Purwokertokita.com – Budayawan Banyumas, Ahmad Tohari menyayangkan semakin sedikitnya warga lokal di wilayah Kabupaten Banyumas yang menggunakan bahasa Banyumasan atau Basa Panginyongan sebagai bahasa keseharian untuk berkomunikasi dalam keluarga.
Menurut Ahmad Tohari, sebagian besar keluarga muda di Banyumas lebih menggunakan bahasa Indonesia yang dianggap lebih modern. Mereka menggunakan bahasa Indonesia sebagai bahasa keluarga yang secara otomatis menjadi bahasa ibu bagi anak-anak mereka.
Tohari menuturkan, media juga memiliki pengaruh besar dalam mengubah persepsi masyarakat terhadap Basa Panginyongan. Banyak media, terutama televisi, yang menjadikan penutur Basa Panginyongan sebagai objek komedi. Hal ini menyebabkan para penutur Basa Panginyongan minder.
“Kita harus menghidupkan kembali bahasa Banyumas, harus yakin itu penting, dan baik sekali. Kalau kita menyerahkan pada dinamika sosial, maka akan habis,” kata Tohari beberapa waktu lalu.

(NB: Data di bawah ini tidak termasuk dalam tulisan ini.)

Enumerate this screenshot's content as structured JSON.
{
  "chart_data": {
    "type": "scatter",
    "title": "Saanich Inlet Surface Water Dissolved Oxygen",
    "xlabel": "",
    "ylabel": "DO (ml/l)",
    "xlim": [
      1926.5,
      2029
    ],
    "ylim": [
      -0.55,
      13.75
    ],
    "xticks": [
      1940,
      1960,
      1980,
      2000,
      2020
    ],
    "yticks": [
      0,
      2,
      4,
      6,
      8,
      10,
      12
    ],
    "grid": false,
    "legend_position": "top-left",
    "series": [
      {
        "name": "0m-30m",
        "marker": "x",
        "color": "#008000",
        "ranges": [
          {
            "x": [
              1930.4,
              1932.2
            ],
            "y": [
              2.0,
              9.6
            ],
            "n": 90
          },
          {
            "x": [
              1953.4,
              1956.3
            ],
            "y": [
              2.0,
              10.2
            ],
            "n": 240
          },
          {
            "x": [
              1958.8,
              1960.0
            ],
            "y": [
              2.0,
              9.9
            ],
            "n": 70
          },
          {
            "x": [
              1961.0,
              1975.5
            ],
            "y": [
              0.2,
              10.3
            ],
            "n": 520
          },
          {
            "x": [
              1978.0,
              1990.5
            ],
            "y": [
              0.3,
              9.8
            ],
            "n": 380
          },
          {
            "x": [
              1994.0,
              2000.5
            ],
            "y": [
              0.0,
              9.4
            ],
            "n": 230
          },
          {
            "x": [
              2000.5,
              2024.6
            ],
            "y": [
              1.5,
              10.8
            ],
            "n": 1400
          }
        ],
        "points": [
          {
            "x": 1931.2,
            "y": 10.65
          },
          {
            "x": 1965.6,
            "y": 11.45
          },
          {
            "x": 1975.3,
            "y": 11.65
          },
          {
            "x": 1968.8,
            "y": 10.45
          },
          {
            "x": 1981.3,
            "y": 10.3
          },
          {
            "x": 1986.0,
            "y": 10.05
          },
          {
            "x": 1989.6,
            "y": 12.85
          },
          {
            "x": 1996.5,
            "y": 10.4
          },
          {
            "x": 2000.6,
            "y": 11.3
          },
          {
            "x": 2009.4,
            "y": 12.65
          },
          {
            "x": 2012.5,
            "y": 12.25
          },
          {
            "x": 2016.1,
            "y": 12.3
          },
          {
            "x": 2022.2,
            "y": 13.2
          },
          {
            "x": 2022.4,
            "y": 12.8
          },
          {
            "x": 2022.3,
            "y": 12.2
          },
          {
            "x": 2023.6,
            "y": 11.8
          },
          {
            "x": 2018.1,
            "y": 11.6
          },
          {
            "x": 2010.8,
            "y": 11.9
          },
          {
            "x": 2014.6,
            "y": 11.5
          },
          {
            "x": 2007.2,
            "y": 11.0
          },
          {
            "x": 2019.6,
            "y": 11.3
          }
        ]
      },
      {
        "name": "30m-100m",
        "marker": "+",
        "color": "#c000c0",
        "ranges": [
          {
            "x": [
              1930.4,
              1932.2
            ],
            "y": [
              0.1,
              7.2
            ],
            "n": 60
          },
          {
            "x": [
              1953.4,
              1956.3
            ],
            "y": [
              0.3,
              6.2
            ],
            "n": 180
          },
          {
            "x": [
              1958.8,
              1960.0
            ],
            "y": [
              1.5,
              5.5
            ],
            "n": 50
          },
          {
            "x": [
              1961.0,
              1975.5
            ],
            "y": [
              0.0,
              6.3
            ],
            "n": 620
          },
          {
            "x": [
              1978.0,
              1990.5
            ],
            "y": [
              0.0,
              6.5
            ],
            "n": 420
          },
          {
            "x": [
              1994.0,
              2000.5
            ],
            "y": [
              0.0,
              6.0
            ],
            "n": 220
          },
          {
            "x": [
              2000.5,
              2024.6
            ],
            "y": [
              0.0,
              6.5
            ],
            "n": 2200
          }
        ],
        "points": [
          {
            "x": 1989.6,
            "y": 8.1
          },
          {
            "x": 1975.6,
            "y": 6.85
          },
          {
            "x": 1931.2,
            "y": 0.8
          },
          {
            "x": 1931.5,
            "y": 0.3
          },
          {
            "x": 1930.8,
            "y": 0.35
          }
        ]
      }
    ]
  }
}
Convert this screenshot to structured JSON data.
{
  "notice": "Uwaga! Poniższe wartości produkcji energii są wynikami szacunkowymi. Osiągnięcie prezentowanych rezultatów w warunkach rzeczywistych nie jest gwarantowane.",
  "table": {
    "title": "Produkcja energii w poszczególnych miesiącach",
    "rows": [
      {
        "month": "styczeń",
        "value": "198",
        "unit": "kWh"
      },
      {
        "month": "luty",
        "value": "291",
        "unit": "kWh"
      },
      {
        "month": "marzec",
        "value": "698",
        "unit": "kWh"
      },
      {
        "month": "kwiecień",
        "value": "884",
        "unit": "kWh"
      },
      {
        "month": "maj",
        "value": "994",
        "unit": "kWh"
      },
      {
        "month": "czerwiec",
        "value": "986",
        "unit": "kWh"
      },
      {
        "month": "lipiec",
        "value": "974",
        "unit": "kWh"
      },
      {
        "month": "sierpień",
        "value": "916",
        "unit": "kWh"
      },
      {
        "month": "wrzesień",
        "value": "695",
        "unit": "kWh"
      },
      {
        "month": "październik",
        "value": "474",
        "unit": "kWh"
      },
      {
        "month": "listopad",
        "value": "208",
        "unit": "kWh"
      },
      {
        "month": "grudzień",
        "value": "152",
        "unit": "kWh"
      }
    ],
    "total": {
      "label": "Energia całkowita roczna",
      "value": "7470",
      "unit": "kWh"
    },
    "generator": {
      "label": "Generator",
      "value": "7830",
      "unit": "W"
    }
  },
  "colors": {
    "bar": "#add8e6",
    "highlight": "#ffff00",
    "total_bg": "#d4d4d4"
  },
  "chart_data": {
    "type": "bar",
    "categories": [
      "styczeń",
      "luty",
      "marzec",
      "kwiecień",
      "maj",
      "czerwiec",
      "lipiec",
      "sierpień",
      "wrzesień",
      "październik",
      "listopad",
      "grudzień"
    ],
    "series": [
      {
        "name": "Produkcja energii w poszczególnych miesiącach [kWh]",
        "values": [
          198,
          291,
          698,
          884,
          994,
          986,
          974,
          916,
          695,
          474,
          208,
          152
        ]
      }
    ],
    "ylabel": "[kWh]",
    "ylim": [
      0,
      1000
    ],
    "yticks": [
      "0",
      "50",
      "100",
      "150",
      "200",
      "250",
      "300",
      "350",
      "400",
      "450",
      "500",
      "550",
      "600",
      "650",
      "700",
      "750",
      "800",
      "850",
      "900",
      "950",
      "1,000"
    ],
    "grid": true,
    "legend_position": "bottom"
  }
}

Penulis Novel Ronggeng Dukuh Paruk ini mengajak masyarakat untuk kembali menggunakan bahasa dialek Banyumasan atau Basa Panginyongan. Menurutnya, langkah paling efektif yang bisa dilakukan adalah dengan menggunakannya saat berkomunikasi dalam keluarga.
Sementara itu, Wiwit Yuni, pegiat Komunitas Inyong Blogger mengatakan, minimnya muatan lokal di dunia pendidikan, mulai dari Sekolah Dasar hingga tingkat jenjang menengah ke atas, turut memengaruhi semakin sedikitnya masyarakat yang menggunakan Basa Panginyongan.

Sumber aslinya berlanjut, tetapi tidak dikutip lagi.